Tax-free income is the BEST income
This applies to everyone; income development is always important, and Tax Free Income (outside the IRA or 401k) is The Very Best income of all. Only private "safe haven" type 401k plans are capable of developing your retirement income. All the others are designed for you to spend your security's market value!
"Retirement readiness" requires active consideration of asset allocation, a finger on the pulse of your overall diversification, and most importantly, the fundamental quality of your holdings. Those of you who are relying on 401k assets to fund your retirement income need to determine precisely what it is that you own.
Have you looked inside your income funds for the "income-to-you" total? Did you know that the most popular, cheapest, 2015 Target Date Fund: is 52% in the stock market, owns more than 6,000 individual equity positions, and generates less than 2% of actual retirement income?
If you are within five years of retirement, repositioning at the top of a stock market cycle ( like now) is essential; if you are in retirement, get your portfolio out of any employer plans and into an IRA… you just can't protect yourself in Mutual Funds or ETFs.
If you are approaching 70, the RMD is "in your face"…
Here's how to handle it:
- Position the portfolio to produce slightly more income than you must take from the program
- Take the income monthly and DO NOT pay all the income taxes in advance. (This is because lump sum withdrawals require uninvested cash reserves and/or untimely sell transactions)

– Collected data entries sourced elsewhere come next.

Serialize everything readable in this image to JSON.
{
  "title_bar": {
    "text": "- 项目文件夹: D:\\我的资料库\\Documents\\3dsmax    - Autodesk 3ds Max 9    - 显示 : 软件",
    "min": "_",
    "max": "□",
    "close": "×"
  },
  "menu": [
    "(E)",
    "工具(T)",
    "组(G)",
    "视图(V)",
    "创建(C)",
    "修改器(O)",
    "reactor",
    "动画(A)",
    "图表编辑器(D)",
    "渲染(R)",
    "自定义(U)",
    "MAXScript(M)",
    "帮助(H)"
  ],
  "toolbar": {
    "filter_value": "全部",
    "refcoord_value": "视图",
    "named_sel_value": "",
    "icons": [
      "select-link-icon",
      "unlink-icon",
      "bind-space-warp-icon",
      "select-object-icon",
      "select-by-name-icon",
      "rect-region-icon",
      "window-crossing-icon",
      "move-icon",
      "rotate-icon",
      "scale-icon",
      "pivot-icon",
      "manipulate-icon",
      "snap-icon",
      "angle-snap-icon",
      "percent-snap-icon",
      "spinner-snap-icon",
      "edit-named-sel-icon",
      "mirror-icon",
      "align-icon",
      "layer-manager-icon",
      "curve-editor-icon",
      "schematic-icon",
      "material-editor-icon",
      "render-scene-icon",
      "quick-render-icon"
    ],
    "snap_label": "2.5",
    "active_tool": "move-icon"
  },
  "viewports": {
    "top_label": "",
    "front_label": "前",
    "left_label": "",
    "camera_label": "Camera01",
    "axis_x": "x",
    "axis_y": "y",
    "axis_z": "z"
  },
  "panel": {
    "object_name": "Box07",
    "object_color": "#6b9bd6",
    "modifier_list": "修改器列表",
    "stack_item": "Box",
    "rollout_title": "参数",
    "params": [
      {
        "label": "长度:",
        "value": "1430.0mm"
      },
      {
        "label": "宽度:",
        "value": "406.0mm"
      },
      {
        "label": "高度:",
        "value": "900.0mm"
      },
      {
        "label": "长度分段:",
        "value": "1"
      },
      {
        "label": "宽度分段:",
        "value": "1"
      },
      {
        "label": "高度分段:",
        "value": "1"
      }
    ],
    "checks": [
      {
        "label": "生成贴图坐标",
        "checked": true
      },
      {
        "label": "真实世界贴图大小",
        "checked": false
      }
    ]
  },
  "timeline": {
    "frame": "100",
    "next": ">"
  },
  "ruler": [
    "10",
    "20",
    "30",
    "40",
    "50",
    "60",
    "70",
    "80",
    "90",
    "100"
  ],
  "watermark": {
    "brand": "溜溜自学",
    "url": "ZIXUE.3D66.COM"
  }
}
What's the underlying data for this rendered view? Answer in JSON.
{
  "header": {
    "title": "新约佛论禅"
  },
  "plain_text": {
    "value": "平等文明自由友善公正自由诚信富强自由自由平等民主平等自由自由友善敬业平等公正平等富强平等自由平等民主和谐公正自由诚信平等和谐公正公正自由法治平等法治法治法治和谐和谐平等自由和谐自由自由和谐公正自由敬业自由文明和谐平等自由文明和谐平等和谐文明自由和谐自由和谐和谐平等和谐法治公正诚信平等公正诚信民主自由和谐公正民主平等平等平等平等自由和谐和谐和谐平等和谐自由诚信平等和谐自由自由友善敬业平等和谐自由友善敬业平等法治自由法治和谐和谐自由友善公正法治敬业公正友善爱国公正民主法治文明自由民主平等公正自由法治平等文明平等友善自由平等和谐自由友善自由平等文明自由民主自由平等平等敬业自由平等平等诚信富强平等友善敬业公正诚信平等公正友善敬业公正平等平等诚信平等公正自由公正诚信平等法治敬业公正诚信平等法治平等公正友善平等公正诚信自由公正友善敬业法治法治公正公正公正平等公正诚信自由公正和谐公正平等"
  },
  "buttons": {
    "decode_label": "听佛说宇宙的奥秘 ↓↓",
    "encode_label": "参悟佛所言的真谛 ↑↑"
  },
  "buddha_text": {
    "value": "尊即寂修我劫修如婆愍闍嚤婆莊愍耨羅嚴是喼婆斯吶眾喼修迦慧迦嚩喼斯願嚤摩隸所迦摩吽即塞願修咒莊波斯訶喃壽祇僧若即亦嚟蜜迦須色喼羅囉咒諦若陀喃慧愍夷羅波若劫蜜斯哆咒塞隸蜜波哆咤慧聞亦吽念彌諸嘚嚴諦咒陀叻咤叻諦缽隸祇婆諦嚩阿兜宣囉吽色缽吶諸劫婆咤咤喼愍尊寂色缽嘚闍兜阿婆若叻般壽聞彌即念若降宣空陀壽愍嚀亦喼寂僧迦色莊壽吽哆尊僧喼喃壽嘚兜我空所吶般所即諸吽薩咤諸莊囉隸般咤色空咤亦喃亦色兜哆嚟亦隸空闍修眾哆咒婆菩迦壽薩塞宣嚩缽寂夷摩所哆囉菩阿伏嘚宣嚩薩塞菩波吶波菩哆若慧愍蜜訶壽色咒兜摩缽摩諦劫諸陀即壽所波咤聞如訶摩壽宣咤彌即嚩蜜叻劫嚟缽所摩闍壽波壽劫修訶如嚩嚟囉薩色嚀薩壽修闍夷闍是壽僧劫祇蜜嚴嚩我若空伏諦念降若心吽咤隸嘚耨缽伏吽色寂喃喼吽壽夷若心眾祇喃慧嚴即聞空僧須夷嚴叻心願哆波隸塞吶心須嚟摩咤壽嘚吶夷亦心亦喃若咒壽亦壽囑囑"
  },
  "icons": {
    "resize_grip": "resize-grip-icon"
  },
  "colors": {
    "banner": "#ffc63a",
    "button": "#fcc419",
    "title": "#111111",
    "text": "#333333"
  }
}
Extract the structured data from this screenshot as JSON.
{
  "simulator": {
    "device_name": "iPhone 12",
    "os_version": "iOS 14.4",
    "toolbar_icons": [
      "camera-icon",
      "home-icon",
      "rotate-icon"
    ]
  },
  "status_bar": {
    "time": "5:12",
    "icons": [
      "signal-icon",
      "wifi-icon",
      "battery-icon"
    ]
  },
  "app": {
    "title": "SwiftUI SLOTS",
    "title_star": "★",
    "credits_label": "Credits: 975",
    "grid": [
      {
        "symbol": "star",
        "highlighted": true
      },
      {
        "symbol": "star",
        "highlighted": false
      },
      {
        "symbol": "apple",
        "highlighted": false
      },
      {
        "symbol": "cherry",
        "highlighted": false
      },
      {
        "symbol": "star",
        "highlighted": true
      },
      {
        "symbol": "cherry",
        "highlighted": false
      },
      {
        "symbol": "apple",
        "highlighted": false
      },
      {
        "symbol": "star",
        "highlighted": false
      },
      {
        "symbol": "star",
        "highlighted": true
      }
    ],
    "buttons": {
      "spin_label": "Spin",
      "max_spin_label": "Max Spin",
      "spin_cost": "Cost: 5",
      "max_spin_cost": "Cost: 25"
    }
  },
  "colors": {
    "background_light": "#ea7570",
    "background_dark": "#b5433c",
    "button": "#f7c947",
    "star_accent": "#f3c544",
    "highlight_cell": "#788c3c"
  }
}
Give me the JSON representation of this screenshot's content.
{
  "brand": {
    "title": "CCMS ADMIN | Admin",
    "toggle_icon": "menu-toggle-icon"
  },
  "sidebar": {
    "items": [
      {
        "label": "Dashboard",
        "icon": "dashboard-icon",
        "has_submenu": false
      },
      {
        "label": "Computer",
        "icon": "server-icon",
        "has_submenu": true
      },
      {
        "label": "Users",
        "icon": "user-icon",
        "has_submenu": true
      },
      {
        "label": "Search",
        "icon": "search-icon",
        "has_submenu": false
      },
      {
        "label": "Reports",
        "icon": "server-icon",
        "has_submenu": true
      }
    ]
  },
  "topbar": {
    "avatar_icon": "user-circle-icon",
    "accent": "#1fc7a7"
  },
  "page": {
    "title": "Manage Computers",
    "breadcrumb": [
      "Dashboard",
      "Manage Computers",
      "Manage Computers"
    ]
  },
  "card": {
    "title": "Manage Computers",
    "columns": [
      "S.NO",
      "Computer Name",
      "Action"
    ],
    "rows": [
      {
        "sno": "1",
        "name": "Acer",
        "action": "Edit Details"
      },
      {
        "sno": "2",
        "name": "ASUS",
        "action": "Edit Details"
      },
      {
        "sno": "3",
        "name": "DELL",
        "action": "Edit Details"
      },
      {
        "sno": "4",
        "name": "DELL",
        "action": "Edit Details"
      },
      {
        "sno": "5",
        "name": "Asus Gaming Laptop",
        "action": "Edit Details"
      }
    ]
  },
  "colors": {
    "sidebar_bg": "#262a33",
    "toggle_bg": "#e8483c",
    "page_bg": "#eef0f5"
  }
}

- Move the RMD disbursements into an individual or joint account and reinvest at least 30% (i.e., try not to spend all of it) in Tax Free Income CEFs
- If you hold equities (in addition to RMD income producers), set your profit taking targets lower than usual… and maintain the Cost Based Asset Allocation
If you do this properly, your heirs will be able to do the same… I would guess that many of you are not aware of the "safer than you've been led to believe" income opportunities that my clients have become used to over the past thirty-five years.